Nature Seychelles has received funding from a foundation in the United States that has enabled the purchase and installation of modern and purpose-built demarcation buoys around the Marine Protected Area (MPA) of Cousin Island Special Reserve.

‘This is a vital piece in the management jigsaw, and is of crucial importance for the protection of the reserve,’ says Reserve Manager, Joel Souyave.
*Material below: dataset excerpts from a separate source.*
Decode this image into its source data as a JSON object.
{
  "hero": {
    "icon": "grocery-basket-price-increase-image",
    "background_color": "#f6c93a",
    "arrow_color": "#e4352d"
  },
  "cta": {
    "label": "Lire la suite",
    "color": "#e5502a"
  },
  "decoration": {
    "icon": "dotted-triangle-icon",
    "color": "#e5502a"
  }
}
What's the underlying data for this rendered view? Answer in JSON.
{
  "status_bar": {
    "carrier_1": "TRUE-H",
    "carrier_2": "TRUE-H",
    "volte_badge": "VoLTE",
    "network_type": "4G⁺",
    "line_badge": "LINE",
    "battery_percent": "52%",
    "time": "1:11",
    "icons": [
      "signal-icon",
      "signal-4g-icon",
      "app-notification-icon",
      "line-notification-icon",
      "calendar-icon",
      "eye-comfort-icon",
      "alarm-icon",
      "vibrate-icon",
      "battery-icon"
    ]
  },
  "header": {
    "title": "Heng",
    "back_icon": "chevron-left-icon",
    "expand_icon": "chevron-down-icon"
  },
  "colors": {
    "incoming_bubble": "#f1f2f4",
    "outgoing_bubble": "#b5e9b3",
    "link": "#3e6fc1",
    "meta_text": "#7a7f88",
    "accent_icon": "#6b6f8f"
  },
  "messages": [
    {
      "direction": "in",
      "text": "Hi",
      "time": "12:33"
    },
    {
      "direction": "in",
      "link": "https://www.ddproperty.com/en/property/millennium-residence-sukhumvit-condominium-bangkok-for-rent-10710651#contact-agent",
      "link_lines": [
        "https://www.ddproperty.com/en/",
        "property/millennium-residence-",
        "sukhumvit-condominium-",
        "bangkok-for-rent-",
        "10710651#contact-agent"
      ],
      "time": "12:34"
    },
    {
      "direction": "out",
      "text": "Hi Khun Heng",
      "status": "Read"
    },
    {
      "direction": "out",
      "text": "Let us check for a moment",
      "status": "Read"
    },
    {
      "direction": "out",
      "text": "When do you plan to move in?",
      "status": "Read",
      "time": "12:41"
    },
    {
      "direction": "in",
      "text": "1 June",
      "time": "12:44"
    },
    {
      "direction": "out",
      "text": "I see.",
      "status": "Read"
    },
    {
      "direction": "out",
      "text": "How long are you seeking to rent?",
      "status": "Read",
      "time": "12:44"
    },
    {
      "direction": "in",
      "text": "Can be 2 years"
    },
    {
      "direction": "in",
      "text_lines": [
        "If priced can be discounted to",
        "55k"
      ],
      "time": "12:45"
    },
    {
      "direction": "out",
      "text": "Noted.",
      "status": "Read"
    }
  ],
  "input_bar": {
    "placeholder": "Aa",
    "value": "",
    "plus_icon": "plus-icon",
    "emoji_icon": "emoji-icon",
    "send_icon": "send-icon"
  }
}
Buoys Zone: photo shows Cousin trainee wardens Fred Bambouche and David Baker holding mooring buoys on Cousin © C. Jameson

The MPA of Cousin extends approximately 400 metres from the high water mark, all around the island. Internationally, organisations involved with marine protected areas are calling on the managers of these sites to install both demarcation and mooring buoys. Cousin has had mooring buoys in place since 2003/04 to protect the marine habitats from boat anchors.

Scientific studies have shown that important fish communities depend on the marine reserve. Cousin is also considered to be the single most important nesting site for Hawksbill Turtles in Seychelles. The Reserve is used as a showcase for protected area management, and is a Demonstration Site for the International Coral Reef Action Network .

The reserve management enjoys an excellent relationship with local communities on neighbouring islands. However, fishers sometimes stray into the MPA. Discussions with fishing interests have revealed that this is mostly unintentional, because the boundary of the marine protected area had not been clearly marked.

‘Without demarcation buoys the public and the users are unaware of where marine protected areas end and where they begin’, says Nirmal Shah, Nature Seychelles Chief Executive. ‘This can lead to conflicts between users and the protected area management. As a champion of the environment, Seychelles should lead the way in such internationally-accepted initiatives’.

The funding has enabled Nature Seychelles to purchase nine demarcation buoys and associated equipment, to install seven of the buoys (two in reserve in case of loss or damage), and to provide training in maintenance for our team of Cousin staff. The Marine Conservation Society of Seychelles installed the buoys and provided the training for Cousin staff.